I converted the double barrier option pricing code from my last post to run on the GPU, using C++ AMP, and got an 80% speedup.
This is running on a low powered Acer V5-122p laptop with an AMD A6-1450 processor with an integrated Radeon HD 8250 GPU.
The gist is here: https://gist.github.com/taumuon/bbeeb9e2c1f5082a2699
To be fair, I converted the CPU code to be otherwise identical to the gpu code. Instead of populating an array of the sample path, it instead for each point just determines whether the value breaches the upper or lower barriers and uses the last value for the payoff.
This reduced the runtime from the code in my last blog post, of 2540ms, to 1250ms, i.e. a 2x speedup.
The GPU code was ran twice, the first time it ran in 140ms, the second run (after all shaders already compiled etc) was 15.6ms, i.e. a very impressive 80x speedup from the CPU code.
If anything, it shows that AMDs strategy of cheap low powered laptop chips will payoff if people start taking advantage of the relatively strong GPU.
My last blog post was about pricing of exotic options using F#. In that post I said “Apart from the Monte Carlo code, the fact that in F# all functions are in the curried form means that composing the payoff functions using partial function application is beautiful. This would be lambda hell to replicate in C#.”
The OO version of this would probably be built via composition: having a class implementing a IPayoff interface (implemented for Call and Put), and that would be used in implementations of IPathPayof, which would be implemented by AsianArithmeticMean, DoubleBarrier etc.
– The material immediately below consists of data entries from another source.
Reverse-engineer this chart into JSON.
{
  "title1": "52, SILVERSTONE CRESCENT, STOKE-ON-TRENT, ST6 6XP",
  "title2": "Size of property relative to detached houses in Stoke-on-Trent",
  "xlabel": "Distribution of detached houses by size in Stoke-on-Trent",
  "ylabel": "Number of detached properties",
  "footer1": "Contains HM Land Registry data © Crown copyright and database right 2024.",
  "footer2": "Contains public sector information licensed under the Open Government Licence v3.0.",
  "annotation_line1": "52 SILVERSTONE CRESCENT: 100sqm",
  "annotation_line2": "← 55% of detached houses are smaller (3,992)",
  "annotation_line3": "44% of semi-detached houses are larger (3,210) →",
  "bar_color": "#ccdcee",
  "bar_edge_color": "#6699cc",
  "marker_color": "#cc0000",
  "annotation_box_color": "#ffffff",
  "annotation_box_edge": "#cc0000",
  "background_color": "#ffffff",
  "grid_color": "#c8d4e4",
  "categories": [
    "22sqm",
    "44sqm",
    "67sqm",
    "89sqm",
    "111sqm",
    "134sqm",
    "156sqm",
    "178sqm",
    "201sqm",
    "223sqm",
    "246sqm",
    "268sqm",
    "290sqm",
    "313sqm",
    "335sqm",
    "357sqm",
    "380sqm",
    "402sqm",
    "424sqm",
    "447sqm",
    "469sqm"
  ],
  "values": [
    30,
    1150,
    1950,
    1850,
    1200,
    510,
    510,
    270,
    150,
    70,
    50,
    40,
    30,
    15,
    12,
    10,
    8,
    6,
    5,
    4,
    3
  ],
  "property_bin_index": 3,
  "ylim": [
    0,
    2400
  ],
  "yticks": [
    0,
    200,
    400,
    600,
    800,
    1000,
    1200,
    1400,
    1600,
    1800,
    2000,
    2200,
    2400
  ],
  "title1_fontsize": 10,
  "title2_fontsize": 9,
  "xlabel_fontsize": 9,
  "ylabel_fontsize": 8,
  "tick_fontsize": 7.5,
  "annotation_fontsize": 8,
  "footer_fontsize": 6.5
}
The use of OO is to pull out the common implementation, but there’s no state associated with any of these classes – it feels much nicer using function composition.
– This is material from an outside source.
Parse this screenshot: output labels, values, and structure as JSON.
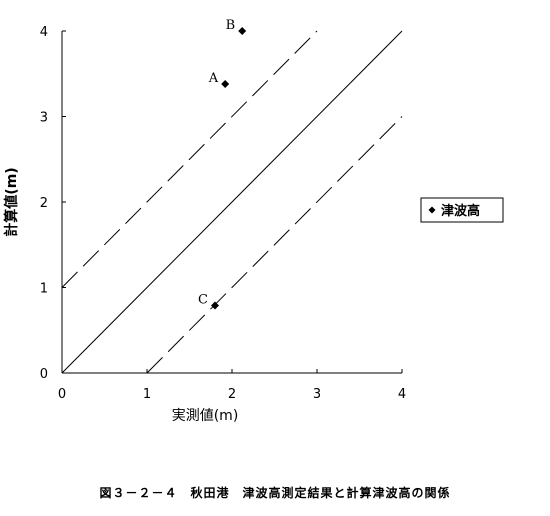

I’ve implemented a version in C++ using lambdas, and the functional composition is actually really nice. C++ has the std::bind method which means that any number of parameters can be partially applied even for functions not in the curried form.
The code can be found here: https://gist.github.com/taumuon/727c31f4a56518f91718
The most surprising thing was the speed increase – the equivalent algorithm in C++ is 20x faster than the F# code! For instance, running on my low-powered AMD A6-1450 powered laptop, the double barrier option took 45 seconds to calculate in F#, whereas it took 2.2 seconds in C++.
I did tweak the F# to instead of using Seq.unfold to create the asset path, it instead creates and mutates an array, and that reduced the running time by more than 25%.
EDIT: Jack Pappas has forked and modified the F# code so that its runtime is now in the same ballpark as the C++ code. The fork is here: https://gist.github.com/jack-pappas/d629a767823ca2f17967
I think there’s scope to speed up both the F# and C++, by introducing parallelism and investigating GPGPU, which I hope to do if I don’t get sidetracked.